Un peu d’attention, vous suffira pour éviter les pièges tendus par les racines des frênes et des saules. Vous voilà arrivés dans le gros bourg de Champs sur Yonne où, je vous le dis en passant, on peut, dans les courants qui suivent le barrage, pêcher de très convenables fritures de goujons et de perchettes. Comme le monde n’est pas toujours mal fait, le GR, après vous avoir fait traverser l’ancienne Nationale 6 désormais départementalisée, vous amène dans la pointe avancée du vignoble de Saint Bris. Cette commune est la seule en Bourgogne où l’on cultive le sauvignon. Mis à part le Montagny de la côte Chalonnaise, je ne connais guère plus agréable qu’une bouteille d’un sauvignon de Saint Bris raisonnablement frais pour accompagner une friture de rivière.

A ceux qui, s’agissant d’un pèlerinage, trouveraient ce qui précède déplacé, je répondrai victorieusement ce que disaient nos ancêtres : « le Paradis n’est pas une place forte qui se prend par la famine ». Après une grimpette de quelques centaines de mètres, le GR vous amène sur le replat de Vaux Marquis. De là, entre vignes et vergers, il ondule à mi- pente au dessus de la vallée, où la rivière baguenaude entre ses pertuis. Si vous en avez le courage, quand vous passerez sous les bâtiments maintenant désertés de l’ancienne colonie de vacances des Douzein, faites un détour pour grimper sur la hauteur. De là, par temps clair on peut distinguer la colline de Vézelay.
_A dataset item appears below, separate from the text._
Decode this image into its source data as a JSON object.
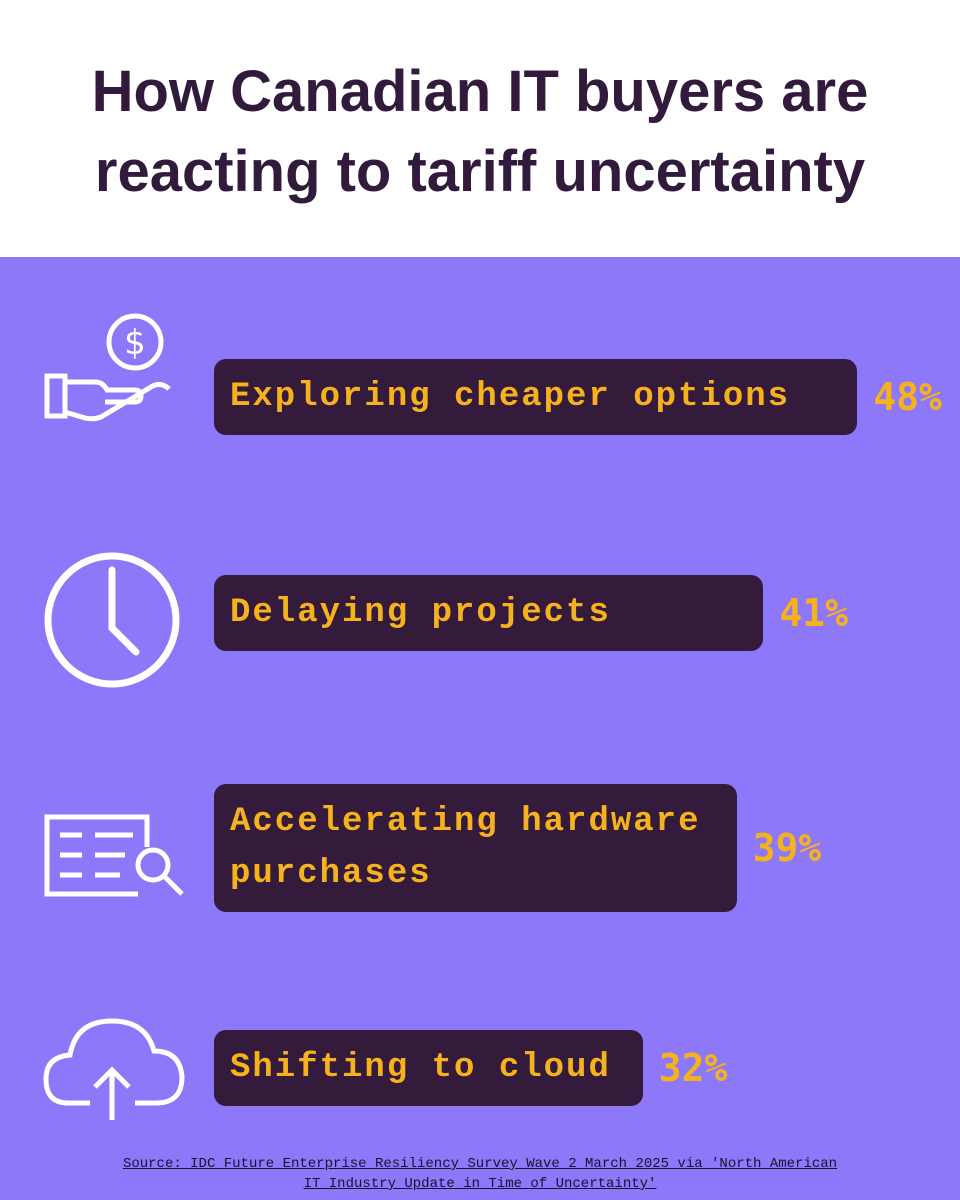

Après la colonie, le GR traverse une petite route. Elle mène au bourg de Saint Bris (dont les aligotés ne sont pas, non plus, à dédaigner), le GR continue vers le sud. Suivez le jusqu’à une patte d’oie où vous l’abandonnerez pour prendre, sur votre gauche, le chemin qui, au dessus des Vaux Robert vous conduira par Vaupiarry et les Ceriselles au lieu-dit Le Poteau. Le comité départemental du tourisme a équipé l’endroit d’une table d’orientation. C’est assez dire qu’on y voit large et loin (sauf pluie, neige ou brouillard). Je vous laisse le plaisir de comparer le paysage et sa représentation pour attirer votre attention sur le vignoble qui s’étale à vos pieds. Si le vin blanc règne à Saint Bris, Irancy ne connaît que le rouge du pinot noir. On l'assemble, dans quelques cuvées, au césar de la côte de Palotte. La légende locale prétend que ce cépage doit son nom aux légionnaires romains qui l'auraient amené là après Alésia. Des sculptures, retrouvées dans les environs, en apporteraient la preuve. Pourquoi pas ! En ce qui me concerne je préfère le climat des Mazelots dont la gaité et la finesse outre qu’ils font merveille sur les volailles rôties (mais pas que) ont les plus heureux effets lorsqu’il s’agit de soigner le vague à l’âme et la mélancolie.
Si vous avez quitté Auxerre entre huit heures et neuf heures, vous trouverez au Poteau, tables et bancs en bois (toujours le comité départemental du tourisme) disposés aléatoirement sous des pins, certes un peu rabougris, mais dont l’ombre suffira au confort du solide casse-croûte dont vous avez eu la précaution de vous munir.
Après cette halte roborative, repartez en prenant, sur deux cents mètres la vieille route impériale. Si vous craignez de vous égarer, vous pouvez la suivre jusqu’au bourg de Cravant. Les risques d’y croiser une voiture sont minimes. Mais si vous avez l’âme aventureuse et bucolique, prenez le premier chemin sur votre droite, puis, presque immédiatement tournez à gauche et en ignorant les sentiers qui s’en vont de part et d’autre de cette piste, suivez la, en descendant plein sud. Bientôt vous allez retrouver les balises du GR. Avec un peu de chance, un chevreuil ou un lièvre vous fera certainement la surprise de débouler des taillis qui bordent les fossés.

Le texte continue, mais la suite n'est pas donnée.